Several local Islamic leaders, city council members, and Christian and Jewish leaders attended the signing of the law, which was held in the heavily East African-immigrant Cedar-Riverside neighborhood, where the Islamic Center was located.

The law took effect on April 19th and allows the city’s 20 mosques to broadcast their amplified calls to prayer at any time of the day, including the early morning hours before sunrise and late evening hours after sunset. The city’s previous noise ordinance only allowed mosques to broadcast their messages between 7 am and 10 pm, although some exceptions were allowed.

Jacob Frey, who is Jewish, likened the adhan to the ringing of Christmas bells for Christians and the sounding of the shofar for Jews.

"They are all important to our religions," Frey said. "They can all be heard."

Aisha Chughtai, one of the three Muslims serving in the Minneapolis city council and the author of the amended noise ordinance, described the change as expanding the religious freedom protected by the First Amendment.

However, while the city’s Muslim, Christian, and Jewish leaders who supported the new law celebrated the amendments to the noise ordinance, others did not receive the new rule well.

The Freedom From Religion Foundation (FFRF), an organization for religiously unaffiliated and secular Americans, called for the city’s government to rescind the new “religiously slanted” noise ordinance, citing reports from concerned residents.

Allowing religious organizations a special carve-out from Minneapolis’ noise ordinance, which is a reasonable restriction meant to foster a peaceful, quiet community with a well-rested population, is the opposite of equal access,” the FFRF said in its message regarding the noise ordinance.

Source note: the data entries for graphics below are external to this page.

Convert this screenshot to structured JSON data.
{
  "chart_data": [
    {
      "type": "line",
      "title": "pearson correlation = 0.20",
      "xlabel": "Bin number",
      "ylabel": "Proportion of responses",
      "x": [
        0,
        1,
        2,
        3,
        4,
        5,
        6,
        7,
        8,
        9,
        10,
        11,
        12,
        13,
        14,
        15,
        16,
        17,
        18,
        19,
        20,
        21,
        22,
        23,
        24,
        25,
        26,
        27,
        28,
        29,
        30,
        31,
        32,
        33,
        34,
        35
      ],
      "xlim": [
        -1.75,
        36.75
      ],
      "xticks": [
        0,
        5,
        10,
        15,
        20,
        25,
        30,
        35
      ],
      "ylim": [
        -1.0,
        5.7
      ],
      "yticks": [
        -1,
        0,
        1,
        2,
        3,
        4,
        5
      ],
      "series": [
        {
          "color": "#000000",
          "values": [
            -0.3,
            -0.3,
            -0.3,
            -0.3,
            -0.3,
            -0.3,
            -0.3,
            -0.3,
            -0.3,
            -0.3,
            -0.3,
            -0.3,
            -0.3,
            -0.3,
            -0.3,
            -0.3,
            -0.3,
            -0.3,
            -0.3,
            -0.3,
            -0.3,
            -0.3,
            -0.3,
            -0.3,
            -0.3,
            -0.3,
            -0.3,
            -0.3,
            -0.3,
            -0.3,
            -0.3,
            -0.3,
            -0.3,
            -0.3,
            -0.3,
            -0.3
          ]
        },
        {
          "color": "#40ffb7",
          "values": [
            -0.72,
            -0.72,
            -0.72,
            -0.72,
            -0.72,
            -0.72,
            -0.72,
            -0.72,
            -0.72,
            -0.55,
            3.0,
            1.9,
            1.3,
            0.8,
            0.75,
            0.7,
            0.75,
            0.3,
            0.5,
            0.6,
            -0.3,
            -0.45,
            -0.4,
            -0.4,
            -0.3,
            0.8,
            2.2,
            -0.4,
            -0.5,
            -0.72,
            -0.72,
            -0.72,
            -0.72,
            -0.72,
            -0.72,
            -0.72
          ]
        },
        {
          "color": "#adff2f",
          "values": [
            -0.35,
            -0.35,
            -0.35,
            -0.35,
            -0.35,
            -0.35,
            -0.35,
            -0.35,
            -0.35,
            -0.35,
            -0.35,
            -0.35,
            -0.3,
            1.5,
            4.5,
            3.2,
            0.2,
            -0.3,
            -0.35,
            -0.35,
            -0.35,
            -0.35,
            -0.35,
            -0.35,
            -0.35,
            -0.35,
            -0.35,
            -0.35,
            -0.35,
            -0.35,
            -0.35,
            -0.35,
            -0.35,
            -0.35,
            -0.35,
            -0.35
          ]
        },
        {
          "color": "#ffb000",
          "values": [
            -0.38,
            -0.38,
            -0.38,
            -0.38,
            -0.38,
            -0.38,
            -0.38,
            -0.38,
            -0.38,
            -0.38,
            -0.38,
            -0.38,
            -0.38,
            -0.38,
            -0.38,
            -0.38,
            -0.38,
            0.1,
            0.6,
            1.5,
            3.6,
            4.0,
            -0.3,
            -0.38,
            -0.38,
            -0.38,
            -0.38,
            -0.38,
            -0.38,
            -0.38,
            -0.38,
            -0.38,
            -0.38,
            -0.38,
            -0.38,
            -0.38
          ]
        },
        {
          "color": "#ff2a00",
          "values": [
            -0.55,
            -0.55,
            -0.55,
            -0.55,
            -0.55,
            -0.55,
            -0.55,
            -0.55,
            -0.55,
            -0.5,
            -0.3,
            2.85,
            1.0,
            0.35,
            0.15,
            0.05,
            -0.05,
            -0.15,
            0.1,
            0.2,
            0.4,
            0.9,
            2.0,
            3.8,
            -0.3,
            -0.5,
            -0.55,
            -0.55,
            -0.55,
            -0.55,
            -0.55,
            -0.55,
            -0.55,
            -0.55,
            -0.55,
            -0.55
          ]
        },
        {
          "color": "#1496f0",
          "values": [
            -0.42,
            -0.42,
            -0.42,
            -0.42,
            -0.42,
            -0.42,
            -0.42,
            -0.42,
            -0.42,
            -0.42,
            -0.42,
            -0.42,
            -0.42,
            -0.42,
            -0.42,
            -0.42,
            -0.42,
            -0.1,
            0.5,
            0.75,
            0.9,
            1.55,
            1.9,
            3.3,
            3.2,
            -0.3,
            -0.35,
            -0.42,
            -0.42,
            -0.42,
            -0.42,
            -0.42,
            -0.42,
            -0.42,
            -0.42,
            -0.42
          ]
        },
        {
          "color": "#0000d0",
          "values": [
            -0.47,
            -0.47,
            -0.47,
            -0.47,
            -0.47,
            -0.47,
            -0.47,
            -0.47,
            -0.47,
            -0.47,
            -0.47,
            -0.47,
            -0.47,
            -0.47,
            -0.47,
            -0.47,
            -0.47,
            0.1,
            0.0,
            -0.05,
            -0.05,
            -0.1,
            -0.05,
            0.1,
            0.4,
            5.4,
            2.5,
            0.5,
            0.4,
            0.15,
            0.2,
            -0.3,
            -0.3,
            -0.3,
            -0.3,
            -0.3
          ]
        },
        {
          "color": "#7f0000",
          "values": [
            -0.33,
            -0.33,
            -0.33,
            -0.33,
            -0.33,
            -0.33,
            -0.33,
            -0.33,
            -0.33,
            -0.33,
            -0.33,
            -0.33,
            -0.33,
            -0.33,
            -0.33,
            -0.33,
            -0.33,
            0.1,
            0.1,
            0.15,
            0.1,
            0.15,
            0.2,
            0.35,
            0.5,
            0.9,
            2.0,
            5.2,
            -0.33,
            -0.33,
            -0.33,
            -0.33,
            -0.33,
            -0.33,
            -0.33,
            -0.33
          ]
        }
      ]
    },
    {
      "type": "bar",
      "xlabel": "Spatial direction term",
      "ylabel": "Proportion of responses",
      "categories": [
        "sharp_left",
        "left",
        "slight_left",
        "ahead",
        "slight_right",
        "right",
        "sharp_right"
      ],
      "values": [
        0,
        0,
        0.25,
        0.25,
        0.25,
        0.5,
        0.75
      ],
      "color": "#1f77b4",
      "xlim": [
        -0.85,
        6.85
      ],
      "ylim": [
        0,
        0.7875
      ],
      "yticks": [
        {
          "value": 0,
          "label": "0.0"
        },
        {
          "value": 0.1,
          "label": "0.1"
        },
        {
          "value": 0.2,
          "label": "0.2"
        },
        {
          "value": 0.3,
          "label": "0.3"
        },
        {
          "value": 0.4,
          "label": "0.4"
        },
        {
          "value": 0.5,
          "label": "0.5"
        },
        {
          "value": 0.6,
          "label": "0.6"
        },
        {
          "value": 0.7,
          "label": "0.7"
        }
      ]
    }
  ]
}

It privileges one religious group’s messages above all others and all religious messages over any nonreligious speech,” the organization added, also citing the First Amendment and mentioning the Supreme Court’s interpretation of this constitutional rule.

However, Muslim leaders said they’re prepared to listen to noise complaints when the earliest adhan begins, with Frey saying the issue is a balance "as with any noise issue.”

"If we get complaints, we want to listen," Imam Sharif Mohamed of the Dar Al-Hijrah Islamic Center said, also acknowledging that the noise of the adhan might travel further than a city block during the earlier morning hours.

The timing of each call to prayer in Islam varies depending on the season because they’re related to the sun's rising and setting. For instance, the adhan could start as early as about 5 am on a Friday morning, when the dawn breaks.